According to the 2023 Learning at Work survey conducted by the CIPD, only 5% of learning and development (L&D) professionals currently utilise AI tools like ChatGPT to facilitate learning. However, over half (55%) of L&D leaders claim to be pioneering new advancements in technology.

The survey revealed that 68% of L&D leaders believe they have been successful in leveraging available learning technologies. However, as of February 2023, only 1 in 20 learning functions were using AI tools, and just 6% have plans to incorporate them within the next year.

Despite the widespread coverage of AI in the workplace and its potential for HR tasks, Michelle Parry-Slater, L&D Director at Kairos Modern Learning, explained that widespread adoption of AI in development activities will only occur when it can effectively address specific learning challenges. She stated in an interview: “Until we, in L&D, have a real need to get involved and learn about AI, it will just trundle along in the background. That said, I don’t think AI is going away.”

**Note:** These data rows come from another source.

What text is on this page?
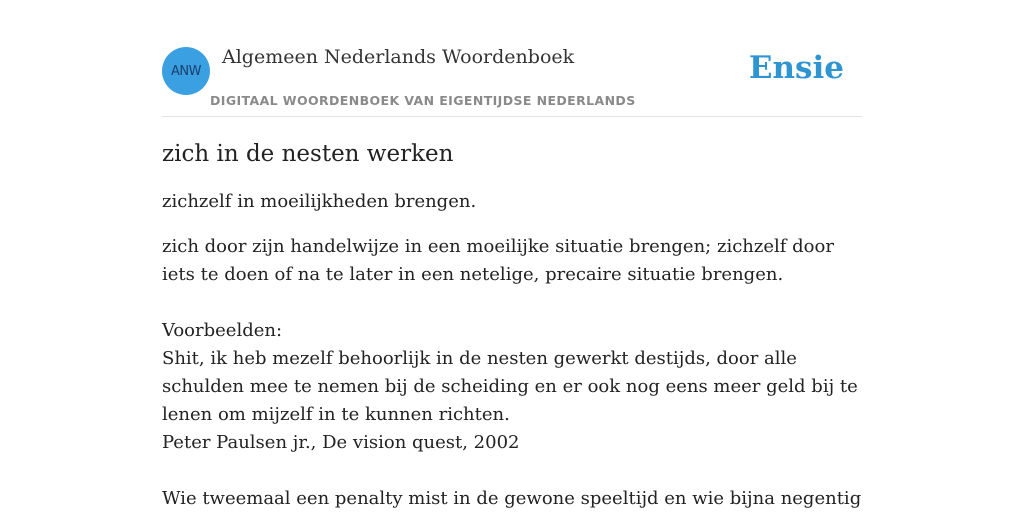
ANW
Algemeen Nederlands Woordenboek
DIGITAAL WOORDENBOEK VAN EIGENTIJDSE NEDERLANDS
Ensie
zich in de nesten werken

zichzelf in moeilijkheden brengen.

zich door zijn handelwijze in een moeilijke situatie brengen; zichzelf door iets te doen of na te later in een netelige, precaire situatie brengen.

Voorbeelden:

Shit, ik heb mezelf behoorlijk in de nesten gewerkt destijds, door alle schulden mee te nemen bij de scheiding en er ook nog eens meer geld bij te lenen om mijzelf in te kunnen richten.

Peter Paulsen jr., De vision quest, 2002

Wie tweemaal een penalty mist in de gewone speeltijd en wie bijna negentig
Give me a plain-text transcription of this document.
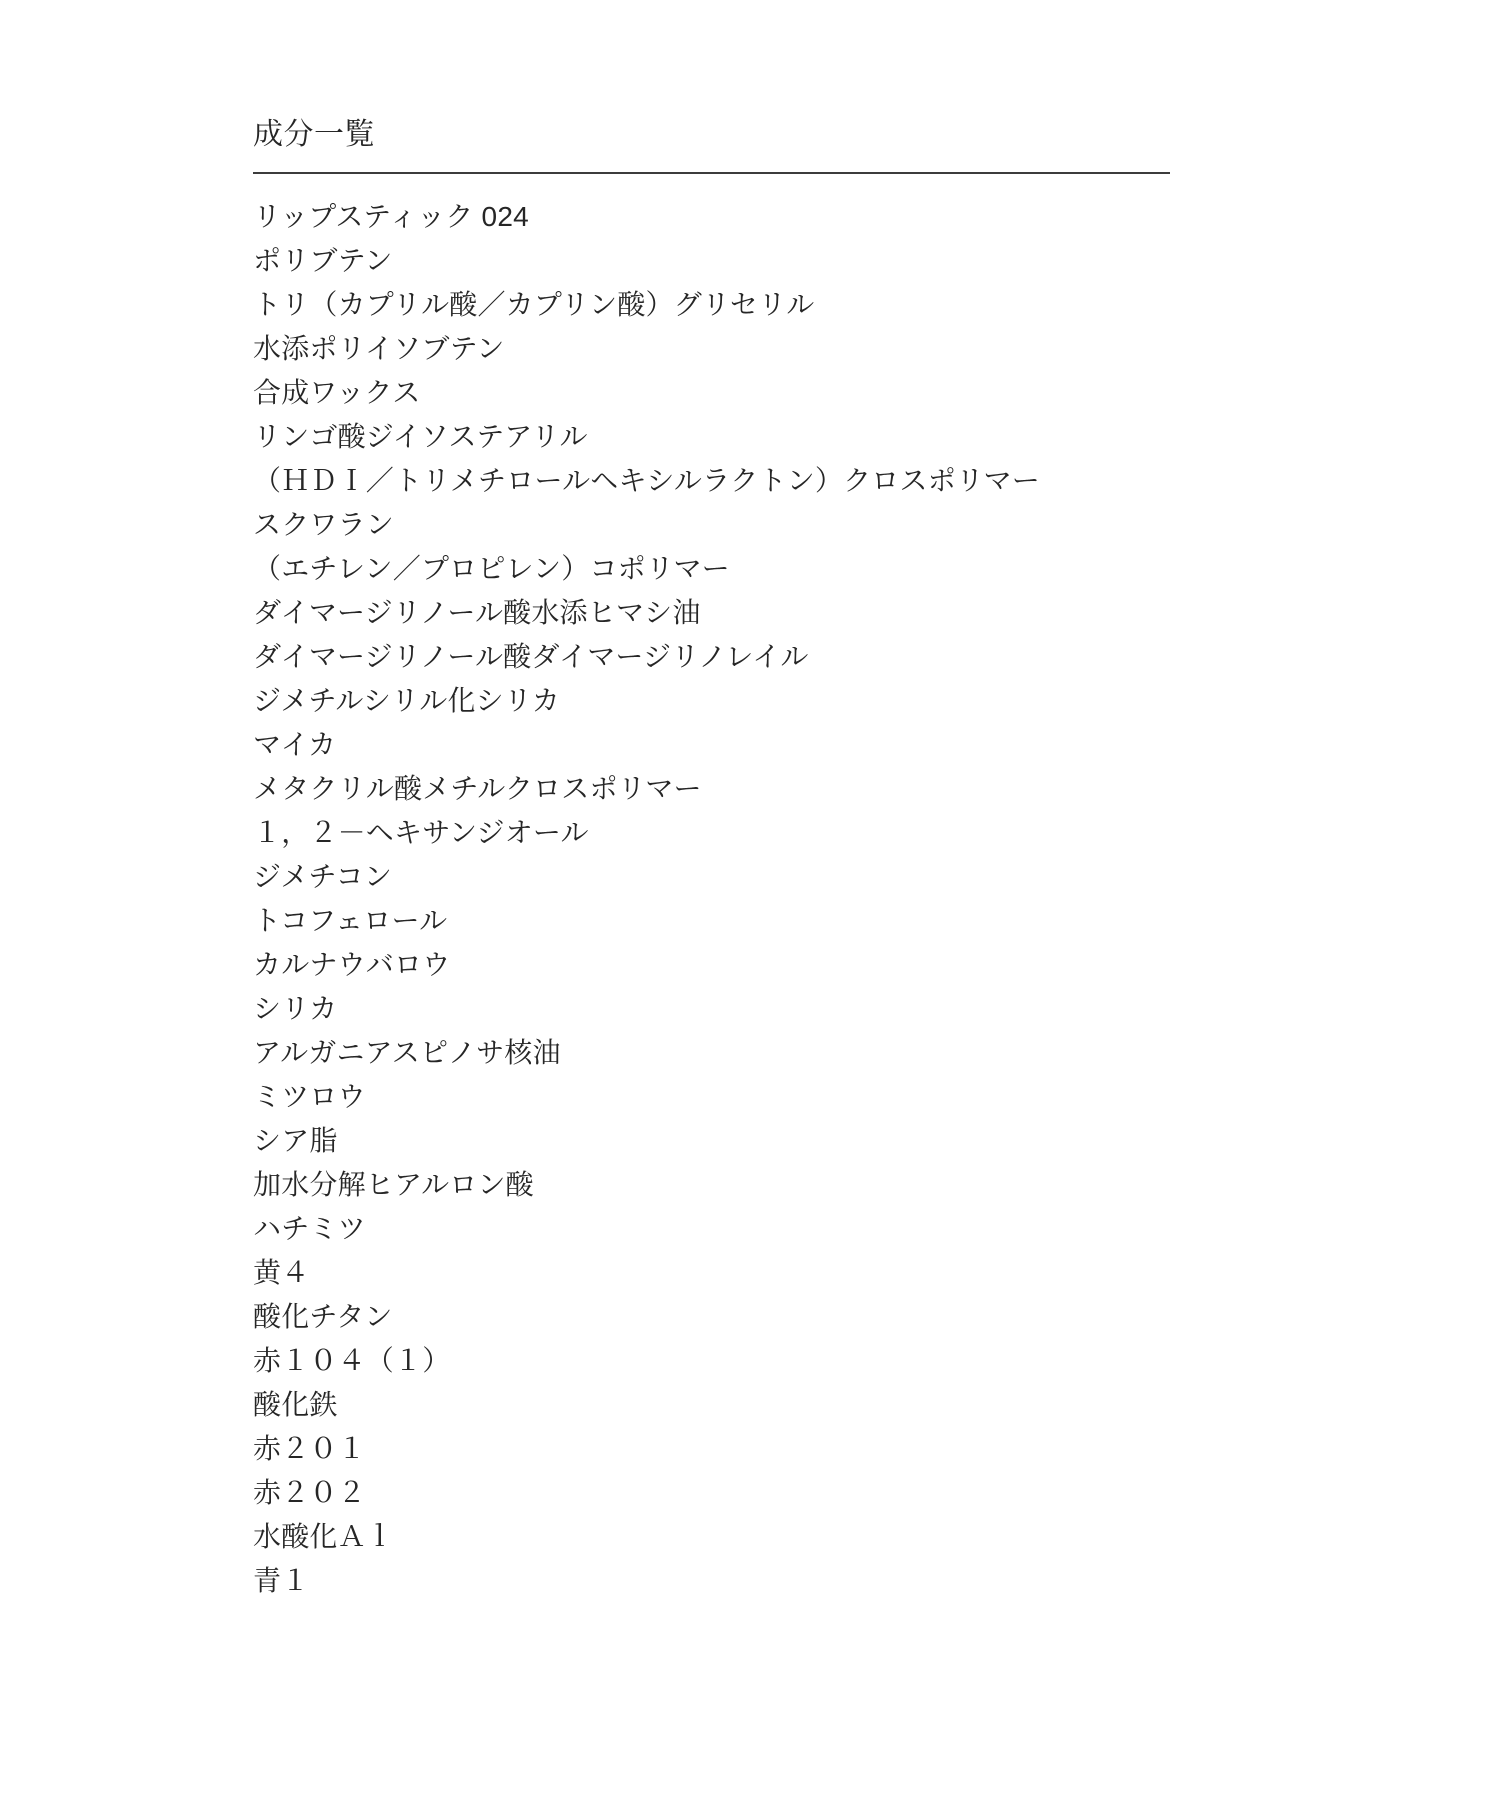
成分一覧
リップスティック 024
ポリブテン
トリ（カプリル酸／カプリン酸）グリセリル
水添ポリイソブテン
合成ワックス
リンゴ酸ジイソステアリル
（ＨＤＩ／トリメチロールヘキシルラクトン）クロスポリマー
スクワラン
（エチレン／プロピレン）コポリマー
ダイマージリノール酸水添ヒマシ油
ダイマージリノール酸ダイマージリノレイル
ジメチルシリル化シリカ
マイカ
メタクリル酸メチルクロスポリマー
１，２－ヘキサンジオール
ジメチコン
トコフェロール
カルナウバロウ
シリカ
アルガニアスピノサ核油
ミツロウ
シア脂
加水分解ヒアルロン酸
ハチミツ
黄４
酸化チタン
赤１０４（１）
酸化鉄
赤２０１
赤２０２
水酸化Ａｌ
青１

Parry-Slater expressed her belief that while AI will not replace the need for human involvement in L&D, it may have a role in generating learning content if the professionals utilising it possess the necessary skills. She emphasised the importance of creating the right prompts to develop learning content quickly, stating, “The skill [for L&D professionals and learners] will not be in using AI but in creating the right prompts to create learning content at speed. If we don’t write the right prompts, the learning content will be wrong.” she also suggested that the future of L&D would likely involve a combination of AI and other tools, explaining, “What we’re beginning to understand is all these things play a part of the story.”

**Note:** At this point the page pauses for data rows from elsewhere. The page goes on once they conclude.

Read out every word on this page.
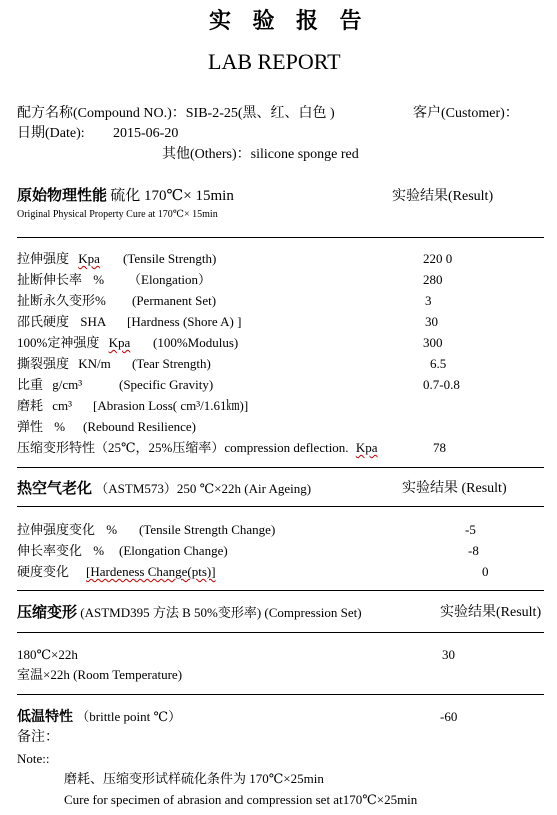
实 验 报 告
LAB REPORT
配方名称(Compound NO.)：SIB-2-25(黑、红、白色 )	客户(Customer)：
日期(Date): 2015-06-20
其他(Others)：silicone sponge red
原始物理性能 硫化 170℃× 15min	实验结果(Result)
Original Physical Property Cure at 170℃× 15min
拉伸强度 Kpa (Tensile Strength)	220 0
扯断伸长率 % （Elongation）	280
扯断永久变形% (Permanent Set)	3
邵氏硬度 SHA [Hardness (Shore A) ]	30
100%定神强度 Kpa (100%Modulus)	300
撕裂强度 KN/m (Tear Strength)	6.5
比重 g/cm³	(Specific Gravity)	0.7-0.8
磨耗 cm³ [Abrasion Loss( cm³/1.61㎞)]
弹性 % (Rebound Resilience)
压缩变形特性（25℃，25%压缩率）compression deflection. Kpa	78
热空气老化 （ASTM573）250 ℃×22h (Air Ageing)	实验结果 (Result)
拉伸强度变化 % (Tensile Strength Change)	-5
伸长率变化 % (Elongation Change)	-8
硬度变化 [Hardeness Change(pts)]	0
压缩变形 (ASTMD395 方法 B 50%变形率) (Compression Set)	实验结果(Result)
180℃×22h	30
室温×22h (Room Temperature)
低温特性 （brittle point ℃）	-60
备注：
Note::
磨耗、压缩变形试样硫化条件为 170℃×25min
Cure for specimen of abrasion and compression set at170℃×25min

Parry-Slater expressed confidence that L&D functions will be capable of adapting once AI becomes more prevalent in learning, citing the swift adoption of digital learning practices during the pandemic as evidence. She added, “L&D upskilled to being digital because we had to, and people realised the values.”

Andy Lancaster, Head of Learning at the CIPD, believes that this adaptable mindset will be crucial for L&D professionals to continue innovating with technology and learning delivery. He emphasised the need for learning practitioners to engage in consultative discussions, utilise data and insights, and foster innovative approaches to provide accessible solutions, particularly in addressing new ways of working and digital skills post-pandemic.

The CIPD’s 2023 Learning at Work survey collected responses from 1,108 individuals involved in supporting workplace learning.